For this latest blog post I wanted to basically draw your attention to the WSAVA Global Pain Council Pain Management Protocols that have recently been made freely available online. This is an excellent vetFOAMed resource for which they are clearly to be commended.
I also especially like how the WSAVA has tried to suggest guidelines based on the recognition that facilities, resources, experience and expertise vary widely across the world. They write:
“The Global Pain Treatise is a downloadable, practical resource to assist practitioners around the world by providing guidance in recognizing and assessing pain accompanied by management protocols for a wide range of painful conditions. Because it also provides guidance on scenarios where analgesic agents are limited, it helps to empower veterinarians in these countries to recognize and treat pain, regardless of their limitations.”
In terms of specific pain management protocols you can download PDFs for the following:
Of special interest to Emergency and Critical Care practitioners:
Emergency and critical care
Neonatal and pediatric patients
Pregnant or lactating patients
But clearly we are very interested in all of the others too:
Cancer related pain
Castration and ovariohysterectomy/ovariectomy in Cats
Castration and ovariohysterectomy/ovariectomy in Dogs
Degenerative joint disease
Soft tissue surgery
Emergency and Critical Care Pain Management Protocol:
I am not going to dissect what they have written in detail but I did want to just pick out a few things to list here by way of emphasising their importance:
“individual drug selection, and dosing to effect is essential, rather than considering a standard regimen for all patients.”
“Where blood or ¬fluid loss may be present or suspected, fl¬uid therapy is commenced prior to careful titration of the opioid to avoid potential adverse effects with standard dosing”.
I would like to comment on this. I see the point that they are making and it is true that aggressive pure opioid administration could potentially cause some reduction in blood pressure (e.g. by vasodilation or by reducing cardiac output, potentially from a sympatholytic effect) depending to an extent on the individual agent in question. However the risk of clinically significant adverse effects on cardiovascular status in conscious painful patients dosed appropriately is in my experience very low indeed and easy to over-emphasise. There is an argument that says that when the patient is painful their sympathetic tone will also be helping to support their cardiovascular status; hence relieving pain without taking measures to support cardiovascular status – typically fluid therapy in the first instance – could trigger cardiovascular deterioration. This is the point I think the protocol is trying to make and is fair enough…however it should not be interpreted as a reason to withhold opioid analgesia over concerns of cardiovascular status (please don’t do that!); just dose conservatively and titrate up to effect and simultaneously take steps to support the cardiovascular system. Interestingly there is some discussion about the use of ketamine in a scenario like this as being a sympathomimetic agent it may help to support cardiovascular status while alleviating pain; but it needs to be used with another agent, never alone as it can do some crazy things used on its own!
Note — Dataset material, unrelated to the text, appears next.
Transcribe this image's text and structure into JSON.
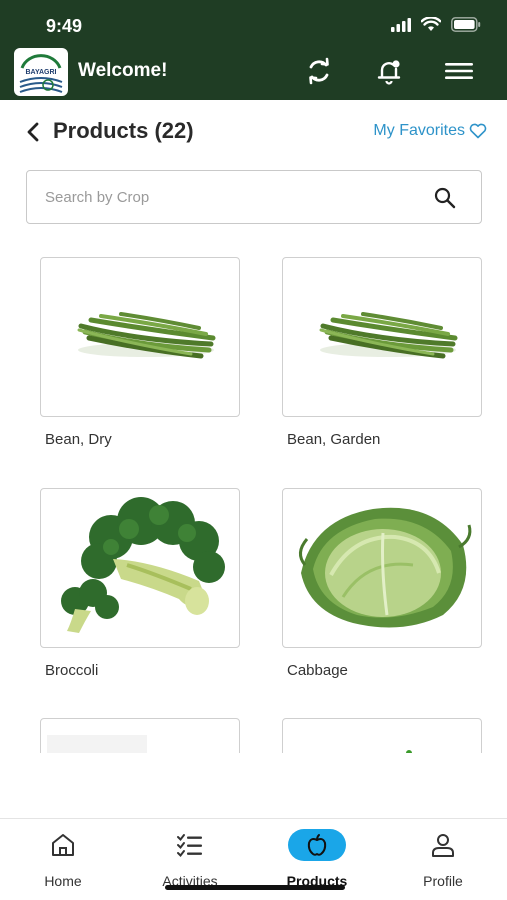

“use of NSAIDs in the emergency patient should be withheld until the volume, cardiovascular and renal status of patients is determined to be within normal limits and with no potential for deterioration. NSAIDs should never be administered to patients with evidence of/potential hemorrhage.”
“Analgesia and the induction of restful sleep is the goal. Continuous rate infusions are useful to achieve this”.
They also make a comment about not using lidocaine infusions in cats which is the traditional recommendation. However its evidence base is poor; there are certainly some practitioners who have used lidocaine infusions in cats for analgesic purposes for quite some time without having recognised any clinically significant adverse effects. I will write a blog post on this in the future to go into more detail. I guess for now you should adhere to the traditional recommendations or take steps yourself to investigate the evidence base and the experience of others before considering changing practice.
I am also glad that they mention at the end about the importance of non-pharmacological measures in pain management and are open-minded enough to mention acupuncture!
Any comments, as always, do let me know.